In human primary hepatic carcinoma, intrahepatic cholangiocarcinoma is relatively less encountered, and few reports were involved in the study of etiology and pathogenesis. This disease was considered to be related to colloidal thoriun dioxide (ChO2)[6]. Hou reported that the development of intrahepatic cholangiocarcinoma bore relationship with Clonorchis sinensis infection by mechanic stimulation of worm-moving and chemical irritation of the bile and tyrosinase from the worm body[6]. In our study, these patients had[5] neither taken colloidal thorium dioxide, nor infected with Clonorchis sinensis. Moreover, the cancerous and surrounding hepatic tissues showed no pathological pattern of parasitic infection. In the cancerous and surrounding hepatic tissues in this series, the detection rate of HBV antigens was obviously high, being 85%, especially the HBxAg, being above 80%. The detection rate of HBV-DNA was 82.5%. Among the genes of X, pre S, C and S, X gene had the highest detection rate of 77.5%. By pathological examination of the surrounding hepatic tissues, CAH was 66.7%, CPH 21.2% and CIR 12.1%. 75.0% of the patients with hepatic carcinoma had a history of chronic hepatitis. This result indicates that the development of intrahepatic cholangiocarcinoma is closely related to HBV infection. The persistent HBV infection plays an important role not only in hepatocellular carcinoma, but also in intrahepatic cholangiocarcinoma.
Up to now, the mechanism of development of intrahepatic cholangiocarcinoma by HBV is still unclear. The HBV and reverse transvirus are homologous in the origin of evolution[7], and it is generally considered that the X gene of HBV and its protein product may play an important role in malignant transformation. It has been discovered that the sera of patients with hepatic carcinoma contained higher anti-HBx with a detection rate of 85.7%[8]. The X gene region might be the important region or HBV integrated into the chromosomes of primary hepatic carcinoma, and the integration of DNA of the host cells with HBV-DNA was completed through the peculiar recombination in the X gene region[9]. The translation product of X gene has a transactive expression of genes[10]. The experiment of transgenic mice manifested that the HBx might directly induce primary hepatic carcinoma[11]. These facts state clearly that HBV may possess probably the direct carcinogenic effect, and HBx gene is the importain factor. Thus, intrahepatic cholangiocarcinoma may be closely related to HBV infection.

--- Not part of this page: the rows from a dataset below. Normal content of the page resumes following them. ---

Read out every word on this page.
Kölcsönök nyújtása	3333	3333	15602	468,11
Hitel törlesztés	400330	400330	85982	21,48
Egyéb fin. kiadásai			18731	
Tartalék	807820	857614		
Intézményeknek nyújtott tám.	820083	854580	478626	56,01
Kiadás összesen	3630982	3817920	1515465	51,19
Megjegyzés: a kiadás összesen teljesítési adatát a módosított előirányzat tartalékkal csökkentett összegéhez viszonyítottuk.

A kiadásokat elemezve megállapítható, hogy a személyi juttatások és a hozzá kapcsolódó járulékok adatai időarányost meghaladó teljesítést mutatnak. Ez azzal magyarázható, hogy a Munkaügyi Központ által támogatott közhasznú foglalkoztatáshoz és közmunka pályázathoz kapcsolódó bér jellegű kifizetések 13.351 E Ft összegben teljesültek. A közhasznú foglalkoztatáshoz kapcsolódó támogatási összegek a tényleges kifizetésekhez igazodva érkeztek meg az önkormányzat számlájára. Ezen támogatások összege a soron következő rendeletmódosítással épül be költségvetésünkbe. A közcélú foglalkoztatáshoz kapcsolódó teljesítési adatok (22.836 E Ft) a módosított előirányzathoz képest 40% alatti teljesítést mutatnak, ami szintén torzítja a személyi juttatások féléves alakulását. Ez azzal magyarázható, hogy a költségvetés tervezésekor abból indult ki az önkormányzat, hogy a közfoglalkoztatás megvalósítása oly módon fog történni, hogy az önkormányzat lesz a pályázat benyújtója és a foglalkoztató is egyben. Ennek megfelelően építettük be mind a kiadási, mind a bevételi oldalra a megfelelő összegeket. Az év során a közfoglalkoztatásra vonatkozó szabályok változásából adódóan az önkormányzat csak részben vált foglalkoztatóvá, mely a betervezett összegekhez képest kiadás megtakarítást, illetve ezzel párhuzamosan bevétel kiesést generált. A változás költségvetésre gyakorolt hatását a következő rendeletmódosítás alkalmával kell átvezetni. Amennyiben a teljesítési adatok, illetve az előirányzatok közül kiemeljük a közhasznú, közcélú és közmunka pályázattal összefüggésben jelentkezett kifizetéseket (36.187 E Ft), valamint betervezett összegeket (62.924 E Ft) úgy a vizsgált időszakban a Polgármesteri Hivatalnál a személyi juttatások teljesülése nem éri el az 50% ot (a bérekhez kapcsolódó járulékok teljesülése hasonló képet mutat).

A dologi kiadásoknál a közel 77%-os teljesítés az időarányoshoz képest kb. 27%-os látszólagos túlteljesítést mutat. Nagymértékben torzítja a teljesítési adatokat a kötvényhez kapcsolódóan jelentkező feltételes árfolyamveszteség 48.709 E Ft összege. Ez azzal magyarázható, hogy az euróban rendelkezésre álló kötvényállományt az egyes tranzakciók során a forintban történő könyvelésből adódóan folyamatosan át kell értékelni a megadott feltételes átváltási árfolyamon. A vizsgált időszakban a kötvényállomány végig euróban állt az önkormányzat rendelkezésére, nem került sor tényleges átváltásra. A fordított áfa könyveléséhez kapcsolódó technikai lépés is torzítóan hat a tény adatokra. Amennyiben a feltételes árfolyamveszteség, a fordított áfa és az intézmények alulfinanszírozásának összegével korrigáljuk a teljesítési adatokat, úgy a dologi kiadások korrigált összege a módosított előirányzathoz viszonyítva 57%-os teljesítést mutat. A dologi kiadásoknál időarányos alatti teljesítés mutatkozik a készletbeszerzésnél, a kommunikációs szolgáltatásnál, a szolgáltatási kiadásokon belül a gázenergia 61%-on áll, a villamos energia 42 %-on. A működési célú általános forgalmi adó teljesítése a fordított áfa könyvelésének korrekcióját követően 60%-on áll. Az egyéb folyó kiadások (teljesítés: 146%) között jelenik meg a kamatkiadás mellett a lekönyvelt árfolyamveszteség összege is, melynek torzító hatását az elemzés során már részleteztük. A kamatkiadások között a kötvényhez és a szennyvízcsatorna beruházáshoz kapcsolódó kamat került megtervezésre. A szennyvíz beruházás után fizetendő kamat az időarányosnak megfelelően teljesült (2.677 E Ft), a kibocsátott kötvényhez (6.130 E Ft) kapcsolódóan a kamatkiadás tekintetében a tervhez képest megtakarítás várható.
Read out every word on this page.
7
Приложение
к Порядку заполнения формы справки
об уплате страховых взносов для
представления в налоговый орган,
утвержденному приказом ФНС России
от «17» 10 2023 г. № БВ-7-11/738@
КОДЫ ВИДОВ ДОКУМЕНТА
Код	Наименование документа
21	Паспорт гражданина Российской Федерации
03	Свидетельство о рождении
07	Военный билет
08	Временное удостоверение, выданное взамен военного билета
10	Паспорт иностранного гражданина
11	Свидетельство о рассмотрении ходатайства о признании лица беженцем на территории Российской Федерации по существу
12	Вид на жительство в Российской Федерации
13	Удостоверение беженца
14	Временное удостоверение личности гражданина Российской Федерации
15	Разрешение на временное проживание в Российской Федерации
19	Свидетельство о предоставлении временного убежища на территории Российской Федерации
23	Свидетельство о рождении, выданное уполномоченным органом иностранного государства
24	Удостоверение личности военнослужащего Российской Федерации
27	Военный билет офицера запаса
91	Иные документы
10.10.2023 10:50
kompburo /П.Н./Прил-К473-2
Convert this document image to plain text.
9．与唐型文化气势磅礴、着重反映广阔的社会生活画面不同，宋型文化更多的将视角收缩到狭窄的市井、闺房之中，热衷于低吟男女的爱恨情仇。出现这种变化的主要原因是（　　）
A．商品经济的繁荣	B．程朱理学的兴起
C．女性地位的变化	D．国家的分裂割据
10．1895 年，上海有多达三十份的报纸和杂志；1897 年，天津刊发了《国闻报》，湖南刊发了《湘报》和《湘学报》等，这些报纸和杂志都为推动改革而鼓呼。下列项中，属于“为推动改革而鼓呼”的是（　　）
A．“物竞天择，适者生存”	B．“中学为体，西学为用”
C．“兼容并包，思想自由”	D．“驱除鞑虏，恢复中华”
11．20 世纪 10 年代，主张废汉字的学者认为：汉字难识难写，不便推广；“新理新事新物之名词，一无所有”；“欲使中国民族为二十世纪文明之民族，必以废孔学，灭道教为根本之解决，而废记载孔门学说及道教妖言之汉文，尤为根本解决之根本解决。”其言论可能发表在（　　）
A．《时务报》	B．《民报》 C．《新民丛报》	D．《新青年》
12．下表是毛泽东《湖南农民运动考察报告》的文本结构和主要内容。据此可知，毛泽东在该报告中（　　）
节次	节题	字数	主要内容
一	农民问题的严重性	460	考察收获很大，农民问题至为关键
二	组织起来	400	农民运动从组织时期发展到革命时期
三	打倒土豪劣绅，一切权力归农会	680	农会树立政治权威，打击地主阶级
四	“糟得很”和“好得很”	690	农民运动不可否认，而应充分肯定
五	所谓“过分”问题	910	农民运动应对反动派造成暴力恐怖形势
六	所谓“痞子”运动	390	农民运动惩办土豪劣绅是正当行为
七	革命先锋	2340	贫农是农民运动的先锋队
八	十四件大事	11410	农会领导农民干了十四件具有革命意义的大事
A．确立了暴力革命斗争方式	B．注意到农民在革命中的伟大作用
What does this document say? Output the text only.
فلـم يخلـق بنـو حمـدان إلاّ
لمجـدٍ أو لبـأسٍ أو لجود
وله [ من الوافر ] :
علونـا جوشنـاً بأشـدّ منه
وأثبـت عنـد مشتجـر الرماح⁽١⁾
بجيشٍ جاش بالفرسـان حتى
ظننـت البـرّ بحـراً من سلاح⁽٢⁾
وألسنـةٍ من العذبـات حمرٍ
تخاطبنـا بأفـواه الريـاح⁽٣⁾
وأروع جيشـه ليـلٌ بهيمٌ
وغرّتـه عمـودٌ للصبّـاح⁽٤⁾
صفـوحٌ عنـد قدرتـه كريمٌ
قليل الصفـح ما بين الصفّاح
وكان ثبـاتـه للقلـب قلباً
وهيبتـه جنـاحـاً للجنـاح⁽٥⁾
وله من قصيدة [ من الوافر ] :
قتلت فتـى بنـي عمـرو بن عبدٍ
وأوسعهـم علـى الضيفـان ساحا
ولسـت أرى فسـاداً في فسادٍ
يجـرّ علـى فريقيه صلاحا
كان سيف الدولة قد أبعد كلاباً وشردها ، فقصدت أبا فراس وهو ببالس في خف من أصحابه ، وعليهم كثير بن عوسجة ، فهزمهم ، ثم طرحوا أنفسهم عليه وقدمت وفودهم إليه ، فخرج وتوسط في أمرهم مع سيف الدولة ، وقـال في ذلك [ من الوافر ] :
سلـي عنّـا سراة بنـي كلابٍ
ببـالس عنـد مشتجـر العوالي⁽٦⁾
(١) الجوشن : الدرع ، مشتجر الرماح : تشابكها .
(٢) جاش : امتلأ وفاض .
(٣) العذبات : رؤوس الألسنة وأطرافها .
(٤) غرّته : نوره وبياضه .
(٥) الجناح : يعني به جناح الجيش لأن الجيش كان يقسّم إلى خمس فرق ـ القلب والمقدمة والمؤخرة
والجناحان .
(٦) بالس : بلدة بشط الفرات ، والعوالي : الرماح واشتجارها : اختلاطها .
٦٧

About 80% hepatocellular carcinoma cases are accompanied by liver cirrhosis. It can be assumed that HBV infection may induce chronic active hepatitis, further progress to live cirrhosis and finally result in malignant transformation. Fewer intrahepatic cholangio-carcinoma cases are complicated with liver cirrhosis[12]. In our study, only 12% of intrahepatic cholangiocarcinoma were associated with liver cirrhosis, while 87.8% with chronic active hepatitis and chronic persistent hepatitis. This indicates that intrahepatic cholangiocarcinoma is not chiefly developed through liver cirrhosis but mainly through persistent hepatitis. The precise relationship of HBV and development of intrahepatic cholangiocarcinoma remains to be further studied.
Project supported by the National Natural Science Foundation of China, No.39270744.